We need plausible swim bladder volumes. Many physoclists have swim bladder volumes on the order of ~2–7% of body volume (varies a lot by species and condition). For a bass:
  • 1.0 kg bass ≈ 1.0 L body volume
  • If bladder at 10 m is ~3–6% of body volume → V10 ≈ 30–60 mL
  • At surface it doubles → 60–120 mL
  • “Excess” to lose to behave like it did at 10 m: ΔV ≈ 30–60 mL
Now, what resorption rate? We don’t have black-bass-specific numbers here, but physoclist resorption rates reported in other teleosts tend to be on the order of ~0.05 to 0.3 mL/kg/min (ballpark range, varies widely with physiology/temperature/stress). For a 1 kg bass, that’s 0.05–0.3 mL/min.

To remove 30–60 mL:
  • Fast end: 30 mL / 0.3 ≈ 100 min (~1.5 hr)
  • Slow end: 60 mL / 0.05 ≈ 1200 min (~20 hr)
That’s full correction to the original 10 m gas load equivalent. But to merely be able to dive, it likely needs to remove only a fraction of ΔV (enough that sustained tail-kicks beat buoyancy), so divide by ~2–5:

Practical “able to get down” estimate (if it can’t descend immediately)​

  • ~20 minutes to ~4 hours is a reasonable theoretical window for many fish
  • Could be longer (6–24+ hours) in colder water, exhausted fish, or if the fish is badly overinflated/injured

The key behavioral discriminator​

  • If it can get its head down and reach ~2–3 m, it will often “zip” the rest of the way down via recompression. That looks like instant recovery.
  • If it can’t initiate descent at all, you’re likely in the hours regime.
Nun arbeite ich professionell täglich mit AI und weiß sehr gut, wie überzeugend sich ChatGPT & Co selbst dann anhören, wenn sie kompletten Mist verzapfen. Aber das hört sich alles plausibel an, und ich habe mehrere Stellen unabhängig nachgecheckt. Ein Experte mag später ergänzen, ob die Erklärungen wirklich richtig sind.

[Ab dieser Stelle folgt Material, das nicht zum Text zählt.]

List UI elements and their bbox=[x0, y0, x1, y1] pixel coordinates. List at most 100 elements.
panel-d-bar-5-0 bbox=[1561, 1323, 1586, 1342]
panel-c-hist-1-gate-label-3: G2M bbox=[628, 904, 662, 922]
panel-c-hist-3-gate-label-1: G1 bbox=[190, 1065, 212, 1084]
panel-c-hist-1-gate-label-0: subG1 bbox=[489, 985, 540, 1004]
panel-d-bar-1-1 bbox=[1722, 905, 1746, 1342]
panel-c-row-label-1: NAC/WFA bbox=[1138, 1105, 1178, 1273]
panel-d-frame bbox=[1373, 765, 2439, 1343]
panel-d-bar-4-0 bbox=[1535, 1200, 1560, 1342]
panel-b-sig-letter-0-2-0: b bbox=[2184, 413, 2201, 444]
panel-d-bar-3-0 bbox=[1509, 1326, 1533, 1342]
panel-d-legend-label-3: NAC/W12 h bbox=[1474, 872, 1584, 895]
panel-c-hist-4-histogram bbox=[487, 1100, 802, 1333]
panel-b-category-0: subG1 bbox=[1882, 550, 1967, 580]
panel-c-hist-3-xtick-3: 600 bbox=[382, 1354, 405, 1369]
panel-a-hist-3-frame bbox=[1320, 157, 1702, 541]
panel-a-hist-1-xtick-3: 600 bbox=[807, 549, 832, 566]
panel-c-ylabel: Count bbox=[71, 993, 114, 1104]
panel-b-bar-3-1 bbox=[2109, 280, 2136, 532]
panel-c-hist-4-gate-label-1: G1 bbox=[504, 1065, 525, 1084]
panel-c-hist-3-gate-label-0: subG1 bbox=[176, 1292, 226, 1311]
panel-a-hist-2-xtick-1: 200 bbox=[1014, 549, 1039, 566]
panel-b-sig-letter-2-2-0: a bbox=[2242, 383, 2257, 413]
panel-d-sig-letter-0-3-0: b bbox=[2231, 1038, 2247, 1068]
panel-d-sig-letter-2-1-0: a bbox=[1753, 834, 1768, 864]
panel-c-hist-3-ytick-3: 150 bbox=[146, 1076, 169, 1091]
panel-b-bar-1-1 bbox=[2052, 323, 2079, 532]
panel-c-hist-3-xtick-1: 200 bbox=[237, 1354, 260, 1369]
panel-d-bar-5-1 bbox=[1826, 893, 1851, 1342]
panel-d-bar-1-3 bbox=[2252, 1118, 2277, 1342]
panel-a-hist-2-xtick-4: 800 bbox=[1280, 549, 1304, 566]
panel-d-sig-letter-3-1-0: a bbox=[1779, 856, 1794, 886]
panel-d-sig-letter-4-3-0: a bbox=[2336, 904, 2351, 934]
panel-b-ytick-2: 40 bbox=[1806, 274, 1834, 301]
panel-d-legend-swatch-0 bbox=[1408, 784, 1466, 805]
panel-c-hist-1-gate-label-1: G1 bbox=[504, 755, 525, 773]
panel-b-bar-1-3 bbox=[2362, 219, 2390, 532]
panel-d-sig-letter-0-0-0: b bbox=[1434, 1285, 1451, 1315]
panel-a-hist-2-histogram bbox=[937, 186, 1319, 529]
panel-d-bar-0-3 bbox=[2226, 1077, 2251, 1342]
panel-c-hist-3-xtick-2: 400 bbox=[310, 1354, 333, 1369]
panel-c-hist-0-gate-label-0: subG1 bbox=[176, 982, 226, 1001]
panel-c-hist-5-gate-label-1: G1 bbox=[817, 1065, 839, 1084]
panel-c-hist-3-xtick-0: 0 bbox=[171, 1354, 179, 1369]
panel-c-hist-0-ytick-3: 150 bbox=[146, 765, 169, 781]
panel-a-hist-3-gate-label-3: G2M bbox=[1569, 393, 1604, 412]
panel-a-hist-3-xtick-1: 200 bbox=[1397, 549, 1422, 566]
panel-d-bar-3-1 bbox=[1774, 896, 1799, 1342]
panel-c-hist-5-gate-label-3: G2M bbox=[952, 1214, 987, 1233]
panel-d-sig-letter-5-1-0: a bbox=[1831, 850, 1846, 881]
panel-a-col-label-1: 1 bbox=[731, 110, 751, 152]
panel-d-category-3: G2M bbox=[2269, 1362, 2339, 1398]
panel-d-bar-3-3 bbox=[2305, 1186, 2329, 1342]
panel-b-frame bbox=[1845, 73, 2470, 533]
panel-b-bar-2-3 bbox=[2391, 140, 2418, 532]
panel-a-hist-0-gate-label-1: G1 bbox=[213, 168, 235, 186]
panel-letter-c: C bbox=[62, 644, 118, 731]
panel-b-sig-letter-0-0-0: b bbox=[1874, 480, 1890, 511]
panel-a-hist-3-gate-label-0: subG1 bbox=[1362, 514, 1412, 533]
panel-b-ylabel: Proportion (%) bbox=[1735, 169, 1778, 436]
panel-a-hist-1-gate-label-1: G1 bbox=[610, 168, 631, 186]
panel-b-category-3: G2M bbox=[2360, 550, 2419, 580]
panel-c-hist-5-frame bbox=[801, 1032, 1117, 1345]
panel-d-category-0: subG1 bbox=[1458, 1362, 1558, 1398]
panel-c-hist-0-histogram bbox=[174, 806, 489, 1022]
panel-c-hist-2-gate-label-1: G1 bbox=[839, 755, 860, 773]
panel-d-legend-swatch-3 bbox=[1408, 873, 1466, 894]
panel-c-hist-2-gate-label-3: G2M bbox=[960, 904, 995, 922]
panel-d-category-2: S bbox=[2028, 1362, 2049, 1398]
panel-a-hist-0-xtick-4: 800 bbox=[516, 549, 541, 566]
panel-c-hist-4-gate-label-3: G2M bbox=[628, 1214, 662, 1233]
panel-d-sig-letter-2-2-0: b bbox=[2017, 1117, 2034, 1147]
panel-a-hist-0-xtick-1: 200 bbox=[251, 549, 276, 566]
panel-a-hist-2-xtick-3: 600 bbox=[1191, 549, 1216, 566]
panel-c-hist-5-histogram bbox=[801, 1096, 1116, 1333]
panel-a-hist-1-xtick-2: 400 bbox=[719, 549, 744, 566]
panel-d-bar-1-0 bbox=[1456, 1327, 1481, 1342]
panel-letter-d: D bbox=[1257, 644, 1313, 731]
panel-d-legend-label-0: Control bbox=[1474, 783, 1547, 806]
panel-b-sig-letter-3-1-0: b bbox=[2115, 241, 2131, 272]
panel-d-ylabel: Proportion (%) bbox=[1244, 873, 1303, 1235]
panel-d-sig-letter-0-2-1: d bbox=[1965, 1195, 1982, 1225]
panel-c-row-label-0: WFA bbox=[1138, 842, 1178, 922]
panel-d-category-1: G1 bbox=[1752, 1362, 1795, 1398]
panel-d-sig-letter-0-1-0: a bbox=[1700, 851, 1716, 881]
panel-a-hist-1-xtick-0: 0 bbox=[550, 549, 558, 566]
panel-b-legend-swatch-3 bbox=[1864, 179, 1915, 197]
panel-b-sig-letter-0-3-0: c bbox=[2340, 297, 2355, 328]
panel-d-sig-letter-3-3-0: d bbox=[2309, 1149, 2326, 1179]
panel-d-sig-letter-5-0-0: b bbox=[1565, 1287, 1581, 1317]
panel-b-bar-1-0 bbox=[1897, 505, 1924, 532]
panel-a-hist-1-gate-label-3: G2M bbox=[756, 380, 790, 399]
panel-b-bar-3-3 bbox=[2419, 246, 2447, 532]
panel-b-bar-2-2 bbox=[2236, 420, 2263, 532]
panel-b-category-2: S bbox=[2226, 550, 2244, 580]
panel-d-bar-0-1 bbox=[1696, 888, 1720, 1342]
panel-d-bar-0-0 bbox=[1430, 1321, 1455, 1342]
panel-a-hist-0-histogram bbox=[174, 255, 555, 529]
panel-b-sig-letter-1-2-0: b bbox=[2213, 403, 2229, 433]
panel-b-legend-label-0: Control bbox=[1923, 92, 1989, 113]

Letztendlich ist es doch eh so: Fische in über 10 Metern Tiefe zu fangen, birgt ein Risiko für den Fisch. Das kann man auch in Amerikanischen Studien und Artikeln nachlesen. Was man mit den Informationen anfängt, muss jeder Angler für sich selbst entscheiden; aber schwarz-weiß Malerei bringt uns bei diesen Diskussionen auf keinen Fall weiter.

Ich richte mich letztendlich auch nach persönlichen Erfahrungen: ich fange auf Clear Lake oft Bass, die vorher schonmal gefangen wurden. (Das sieht man klar an den Culling Marks im Maul.) Klar weiß ich auch, daß ein Fisch nicht automatisch überlebt, wenn er erst mal wegschwimmt. Speziell bei der Tiefe habe ich schon Smallmouth Bass in 13.5m Tiefe gefangen, die danach direkt wieder in diese Gefilde zurueckgekehrt sind. Das ist kein Generalbeweis (gab ja auch Gegenbeispiele hier im Thread), und es ist keine Carte Blanche zum extremen Tiefenangeln, aber es stimmt mich vorsichtig optimistisch.